En los transfeminicidios no solo duele el crimen. Duele también cómo se cuenta. Cómo se repite. Cómo se expone. La deshumanización está en el acto, pero también en la forma en que se relata la violencia que atraviesan las cuerpas trans: sin respeto, sin cuidado, sin contexto.
En el caso de Sara Millerey, no solo fue asesinada brutalmente. Fue grabada en agonía. El video se viralizó en redes sociales antes de que cualquier medio tradicional hiciera un intento de investigar o denunciar. Quienes pudieron ayudarla, no lo hicieron. Optaron por registrar su dolor. Esa exposición, lejos de generar empatía, solo profundizó la revictimización. Convertida en morbo, en contenido, en espectáculo.
Los medios siguen usando nombres que no respetan su identidad, imágenes que violan su dignidad y relatos que minimizan la saña con la que fueron asesinadas.
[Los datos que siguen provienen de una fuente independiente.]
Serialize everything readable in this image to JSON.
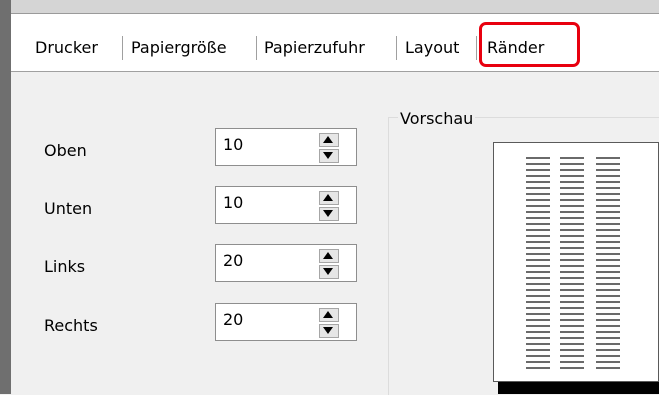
{
  "tabs": [
    {
      "label": "Drucker"
    },
    {
      "label": "Papiergröße"
    },
    {
      "label": "Papierzufuhr"
    },
    {
      "label": "Layout"
    },
    {
      "label": "Ränder",
      "selected": true
    }
  ],
  "highlight_color": "#e8000f",
  "margins": [
    {
      "label": "Oben",
      "value": "10"
    },
    {
      "label": "Unten",
      "value": "10"
    },
    {
      "label": "Links",
      "value": "20"
    },
    {
      "label": "Rechts",
      "value": "20"
    }
  ],
  "preview": {
    "title": "Vorschau"
  },
  "icons": {
    "spin_up": "triangle-up-icon",
    "spin_down": "triangle-down-icon"
  }
}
Esta forma de contar también es violencia. También mata. También silencia.
Y no es un hecho aislado. En 2018, en la provincia de Cotopaxi, Ecuador, ocurrió algo similar. Una mujer trans fue brutalmente agredida por un grupo de al menos cinco personas en la ciudad de Latacunga. El ataque fue registrado en video y difundido ampliamente. En las imágenes se observa cómo es apedreada, arrastrada y golpeada. Ante la crudeza de las imágenes, muches pensaron que había muerto.
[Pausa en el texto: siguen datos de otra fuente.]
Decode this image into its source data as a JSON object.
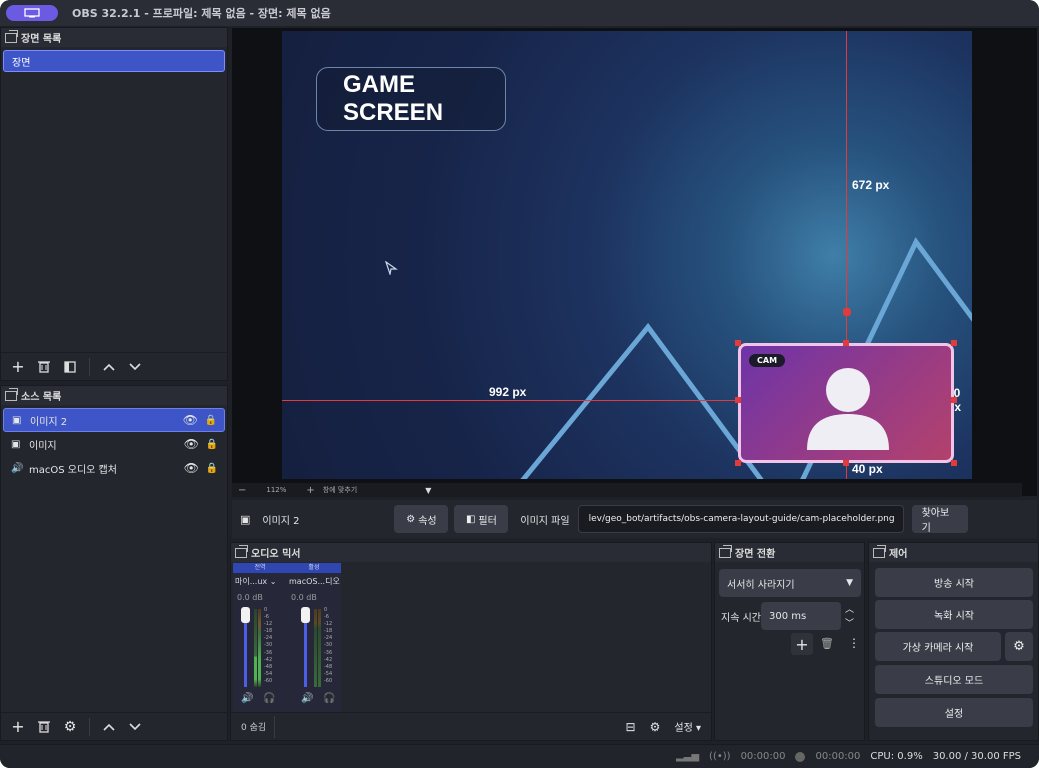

La comunidad trans lo denunció como un intento de asesinato, pero la Policía —lejos de actuar con sensibilidad o urgencia— negó que se tratara de una agresión. Alegaron que fue simplemente una “alteración del orden público” ya resuelta. No hubo detenidos. No hubo protección. No hubo justicia. Lo que sí hubo fue una profunda indolencia institucional y una deslegitimación sistemática del testimonio de la comunidad trans, a quienes se intentó silenciar acusándoles de difundir noticias falsas.
Este patrón se repite en Ecuador, en Colombia y en toda Latinoamérica: las víctimas son agredidas, ignoradas por las autoridades, y luego expuestas sin ningún tipo de resguardo ético. El horror se convierte en contenido viral. Las imágenes circulan sin consentimiento. El dolor se transforma en espectáculo. Y la respuesta oficial, cuando llega, es la negación, el desprestigio o el silencio.